Twitter or TV?

At the iMedia conference in Brighton this week there was a good deal of discussion about social media and how best to measure it.

Oddly though, there was little consideration of the fact that different verticals will be able to benefit from social media in very different ways.

One way of looking at verticals is to place them on a grid where one axis runs from low to high emotional importance and the other axis runs from low to high rational importance. Verticals with high emotional importance contain products that we buy because they “say” something about us. Verticals with high rational importance contain products that we buy because we need them.

Using the emotional-rational grid we can divide verticals into four sectors:

High rational, high emotional (HRHE) verticals like travel, motor cars and electrical devices. These are verticals where the functionality needs to be right, where we are risking relatively large amounts of money, and where part of why we buy is because we feel comfortable with the brand

Low rational, high emotional (LRHE) verticals like fashion, print media and charity. These are verticals where we are not risking a great deal, where we don’t really need the products but where we do feel emotional engagement because the products we buy “say” a lot about us

High rational, low emotional (HRLE) verticals like banking, retail and utilities. These are verticals where the functionality needs to be right, where we are risking relatively large amounts of money, but where we are not emotionally engaged with the brand

Low rational, low emotional (LRLE) verticals like washing powder and petrol. These are verticals where we are not taking great risks and where there is no emotional involvement with the brands. While products in these verticals are important the functionality they deliver is generally simple.

HRHE verticals can use social media very creatively. As well as using social media to research the marketplace by listening to conversations and to manage their reputation they can actively “campaign” messages through social media.

LRHE verticals are in a similar position – able to exploit their emotional connection with consumers through social media, although they may need to work harder as there is little they can say about rational benefits.

HRLE verticals however will find it far harder to exploit social media for campaigning. They have little emotional connection with their consumers and proactive use of social media platforms will frequently be considered intrusive – who wants to hear from their bank on Facebook? They can however use social media for market research and importantly for managing their reputations. For instance few people are likely to praise a bank’s service to their friends but many will criticise it if something goes wrong.

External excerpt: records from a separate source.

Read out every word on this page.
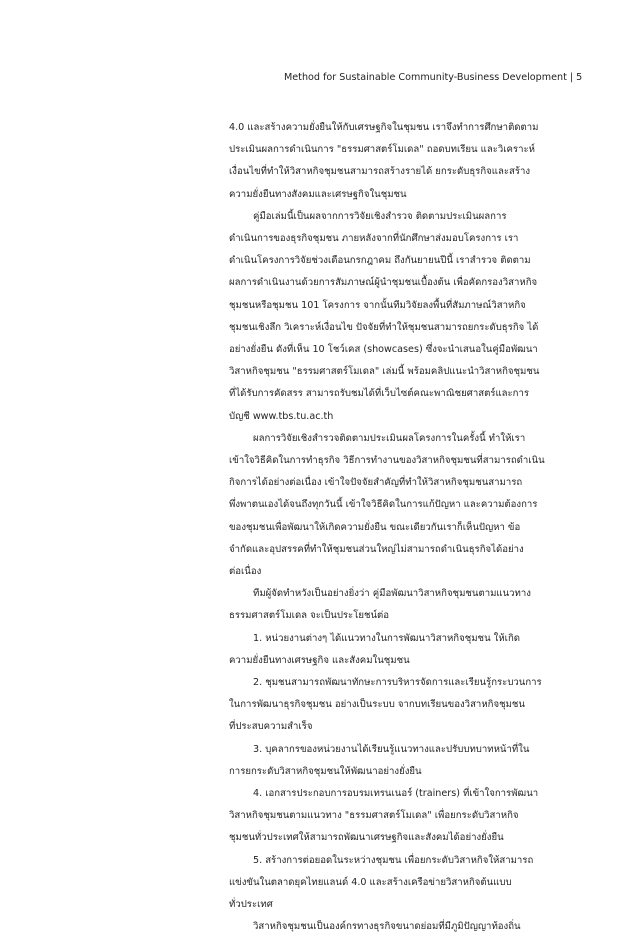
Method for Sustainable Community-Business Development | 5
4.0 และสร้างความยั่งยืนให้กับเศรษฐกิจในชุมชน เราจึงทำการศึกษาติดตาม
ประเมินผลการดำเนินการ "ธรรมศาสตร์โมเดล" ถอดบทเรียน และวิเคราะห์
เงื่อนไขที่ทำให้วิสาหกิจชุมชนสามารถสร้างรายได้ ยกระดับธุรกิจและสร้าง
ความยั่งยืนทางสังคมและเศรษฐกิจในชุมชน
คู่มือเล่มนี้เป็นผลจากการวิจัยเชิงสำรวจ ติดตามประเมินผลการ
ดำเนินการของธุรกิจชุมชน ภายหลังจากที่นักศึกษาส่งมอบโครงการ เรา
ดำเนินโครงการวิจัยช่วงเดือนกรกฎาคม ถึงกันยายนปีนี้ เราสำรวจ ติดตาม
ผลการดำเนินงานด้วยการสัมภาษณ์ผู้นำชุมชนเบื้องต้น เพื่อคัดกรองวิสาหกิจ
ชุมชนหรือชุมชน 101 โครงการ จากนั้นทีมวิจัยลงพื้นที่สัมภาษณ์วิสาหกิจ
ชุมชนเชิงลึก วิเคราะห์เงื่อนไข ปัจจัยที่ทำให้ชุมชนสามารถยกระดับธุรกิจ ได้
อย่างยั่งยืน ดังที่เห็น 10 โชว์เคส (showcases) ซึ่งจะนำเสนอในคู่มือพัฒนา
วิสาหกิจชุมชน "ธรรมศาสตร์โมเดล" เล่มนี้ พร้อมคลิปแนะนำวิสาหกิจชุมชน
ที่ได้รับการคัดสรร สามารถรับชมได้ที่เว็บไซต์คณะพาณิชยศาสตร์และการ
บัญชี www.tbs.tu.ac.th
ผลการวิจัยเชิงสำรวจติดตามประเมินผลโครงการในครั้งนี้ ทำให้เรา
เข้าใจวิธีคิดในการทำธุรกิจ วิธีการทำงานของวิสาหกิจชุมชนที่สามารถดำเนิน
กิจการได้อย่างต่อเนื่อง เข้าใจปัจจัยสำคัญที่ทำให้วิสาหกิจชุมชนสามารถ
พึ่งพาตนเองได้จนถึงทุกวันนี้ เข้าใจวิธีคิดในการแก้ปัญหา และความต้องการ
ของชุมชนเพื่อพัฒนาให้เกิดความยั่งยืน ขณะเดียวกันเราก็เห็นปัญหา ข้อ
จำกัดและอุปสรรคที่ทำให้ชุมชนส่วนใหญ่ไม่สามารถดำเนินธุรกิจได้อย่าง
ต่อเนื่อง
ทีมผู้จัดทำหวังเป็นอย่างยิ่งว่า คู่มือพัฒนาวิสาหกิจชุมชนตามแนวทาง
ธรรมศาสตร์โมเดล จะเป็นประโยชน์ต่อ
1. หน่วยงานต่างๆ ได้แนวทางในการพัฒนาวิสาหกิจชุมชน ให้เกิด
ความยั่งยืนทางเศรษฐกิจ และสังคมในชุมชน
2. ชุมชนสามารถพัฒนาทักษะการบริหารจัดการและเรียนรู้กระบวนการ
ในการพัฒนาธุรกิจชุมชน อย่างเป็นระบบ จากบทเรียนของวิสาหกิจชุมชน
ที่ประสบความสำเร็จ
3. บุคลากรของหน่วยงานได้เรียนรู้แนวทางและปรับบทบาทหน้าที่ใน
การยกระดับวิสาหกิจชุมชนให้พัฒนาอย่างยั่งยืน
4. เอกสารประกอบการอบรมเทรนเนอร์ (trainers) ที่เข้าใจการพัฒนา
วิสาหกิจชุมชนตามแนวทาง "ธรรมศาสตร์โมเดล" เพื่อยกระดับวิสาหกิจ
ชุมชนทั่วประเทศให้สามารถพัฒนาเศรษฐกิจและสังคมได้อย่างยั่งยืน
5. สร้างการต่อยอดในระหว่างชุมชน เพื่อยกระดับวิสาหกิจให้สามารถ
แข่งขันในตลาดยุคไทยแลนด์ 4.0 และสร้างเครือข่ายวิสาหกิจต้นแบบ
ทั่วประเทศ
วิสาหกิจชุมชนเป็นองค์กรทางธุรกิจขนาดย่อมที่มีภูมิปัญญาท้องถิ่น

LRLE verticals are the Cinderellas of social media. No one is interested in them: why would you blog about washing powder or review a cleaning fluid? For brands in these verticals social media are far less important. While they should monitor conversations just in case a big issue starts to brew, they need to do little more than that.

Both HRLEs and LRLEs need to employ advertising techniques to add a layer of emotional connection to their brands. But for HRHEs and LRHEs that are considerable opportunities to enhance their brands through social media.

The lesson here is that brands should consider whether they are in a vertical that can usefully use social media for active campaigning or merely for research and for more reactive communication. A failure to understand this can result in wasted budgets and in losing the opportunities that more powerful media activities can deliver.


Should PR “own” social media?

The PR industry seems to be trying to own social media. I wonder whether this is really appropriate?

Recently I went to a seminar on social media organised. To be honest it was pretty poor although it was a competent, if dull, introduction to some of the basics of social media marketing.

But only some of the basics. The focus was heavily on traditional PR techniques. Not only did the seminar fail to address advertising as had been promised, the speaker (and there was only one speaker all day!) seemed to feel that traditional PR techniques were the only key to social media.

Now of course some PR techniques do have an important part to play in social media. But you can go way beyond simply seeding blogs and posting photos on Flickr in this space.

Social media can be used very effectively for many other things including:

  • customer service
  • marketplace analysis
  • new product development
  • search marketing, paid and organic
  • recruitment

None of these were covered in the seminar.

Perhaps that was because these disciplines are not central to PR.

In addition, PR agencies may be tempted to conflate social media with online PR techniques. So I was subjected to a lecture on SEO PR – which hasn’t got much to do with social media (and which, as explained, didn’t seem to have much to do with SEO either)! And I was told that the way to measure campaign effectiveness was to measure the effect of seeded blogs: there was no acknowledgement of the need to track blogs that hadn’t been seeded.

All in all, my exposure to how some PR people think about social media was, well, less than inspiring. So uninspiring in fact that I asked for my money back from the seminar organisers.

That was a week ago. I haven’t heard tweet from them so far. I suppose they thought I wouldn’t bother to blog about it!

[Later note – after 10 days (but only a day or so after this post – the power of social media perhaps?)  I had an apologetic phone call from the seminar organisers and the promise of a refund. So I have taken their name off this posting.]